The main characters in series are the rather mature meister Maka Albarn and her laid-back partner, the titular Soul Eater Evans, who in battle turns into an actual scythe. Maka’s flirtatious and divorced father Spirit is also a weapon, and Maka is obsessed with making Soul stronger than him. Other students at DWMA include the incredibly arrogant Black Star, whose female weapon Tsubaki Nakatsukasa can take on many forms; and the son of principle, Death the Kid, who is so obsessed with symmetry (despite his non-symmetrical hair) that he carries two partners, the Thompson Twins (Liz and Patty) who take on the form of a pair of pistols.

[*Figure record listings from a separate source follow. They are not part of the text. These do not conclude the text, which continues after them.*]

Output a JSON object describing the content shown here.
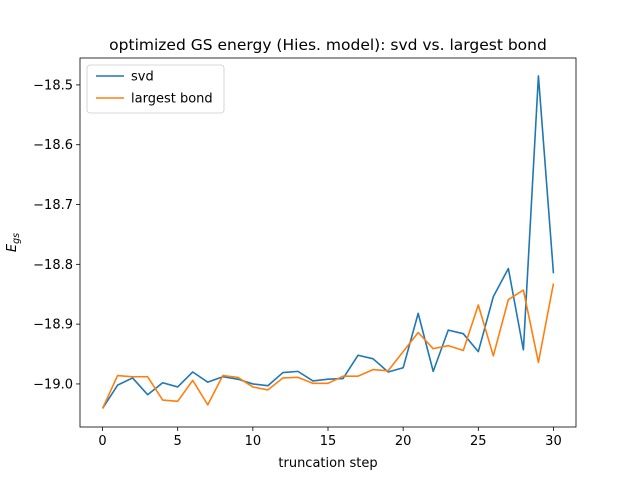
{
  "chart_data": {
    "type": "line",
    "title": "optimized GS energy (Hies. model): svd vs. largest bond",
    "xlabel": "truncation step",
    "ylabel": "E",
    "ylabel_sub": "gs",
    "xlim": [
      -1.5,
      31.5
    ],
    "ylim": [
      -19.072,
      -18.455
    ],
    "xticks": [
      0,
      5,
      10,
      15,
      20,
      25,
      30
    ],
    "yticks": [
      -19.0,
      -18.9,
      -18.8,
      -18.7,
      -18.6,
      -18.5
    ],
    "ytick_labels": [
      "−19.0",
      "−18.9",
      "−18.8",
      "−18.7",
      "−18.6",
      "−18.5"
    ],
    "grid": false,
    "legend_position": "top-left",
    "x": [
      0,
      1,
      2,
      3,
      4,
      5,
      6,
      7,
      8,
      9,
      10,
      11,
      12,
      13,
      14,
      15,
      16,
      17,
      18,
      19,
      20,
      21,
      22,
      23,
      24,
      25,
      26,
      27,
      28,
      29,
      30
    ],
    "series": [
      {
        "name": "svd",
        "color": "#1f77b4",
        "values": [
          -19.041,
          -19.002,
          -18.99,
          -19.018,
          -18.998,
          -19.005,
          -18.98,
          -18.997,
          -18.988,
          -18.992,
          -19.0,
          -19.003,
          -18.981,
          -18.979,
          -18.995,
          -18.992,
          -18.991,
          -18.952,
          -18.958,
          -18.98,
          -18.973,
          -18.882,
          -18.979,
          -18.91,
          -18.916,
          -18.946,
          -18.854,
          -18.807,
          -18.943,
          -18.485,
          -18.815
        ]
      },
      {
        "name": "largest bond",
        "color": "#ff7f0e",
        "values": [
          -19.041,
          -18.986,
          -18.988,
          -18.988,
          -19.027,
          -19.029,
          -18.994,
          -19.035,
          -18.986,
          -18.989,
          -19.005,
          -19.01,
          -18.99,
          -18.989,
          -18.999,
          -18.999,
          -18.987,
          -18.987,
          -18.976,
          -18.978,
          -18.946,
          -18.914,
          -18.941,
          -18.936,
          -18.944,
          -18.868,
          -18.953,
          -18.859,
          -18.843,
          -18.964,
          -18.832
        ]
      }
    ]
  }
}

Because of this, he has to do twice the work in order to train them both.
The school is full of various supernatural beings, including Sid Barrett, a teacher who died and then came back as zombie, as a result of which he always refers to himself in the past tense; and Franken Stein, a mad scientist in the form of a Frankenstein monster whose body and clothes are covered in stiches, plus he has a gigantic bolt in his head and a habit of dissecting just about anything and anyone.
The central story sees one witch called Medusa forcing her own timid and androgynous child Crona into DWMA for the purposes of collecting the souls of good humans in order to revive an evil god. The story sees the students trying to defeat Medusa’s plan, as well as trying to get Crona to become friendlier with others.
While this is mainly an action series, for me the main appeal for Soul Eater is the humour. This ranges from simple slapstick to more character based humour. Some of the best characters in the show are ones that have been created purely for comedy rather than action. The main one of these is the legendary Excalibur. He is more powerful than any of the other weapons, and can be controlled by anyone. However he does have some problems. Firstly, when not in his guise as a sword, he looks like a sort of albino aardvark in a top hat and ruff. Secondly, Excalibur is extremely egotistical and obnoxious. He calls everyone a fool, sings songs that will get on your nerves, and whenever someone tries to control him he orders the user to obey 1,000 different rules, which include: “Never talk to me when I’m humming to myself”, “Always walk three steps behind me”, and “Celebrate Excalibur’s birthday in grand-style” – the problem with this last one being that Excalibur’s birthday is on every day.
The action is pretty decent. You have a wide range of characters with different weapons so there is a fair amount of variety to play with. Some fans however were critical about the way the series ended, primarily because near the end the plot of the anime differs considerably to that of the original manga. Whether the rest of the manga will be adapted is not yet known.
Soul Eater is available on DVD and Blu-Ray from Manga Entertainment. Soul Eater Not! can be streamed on Animax.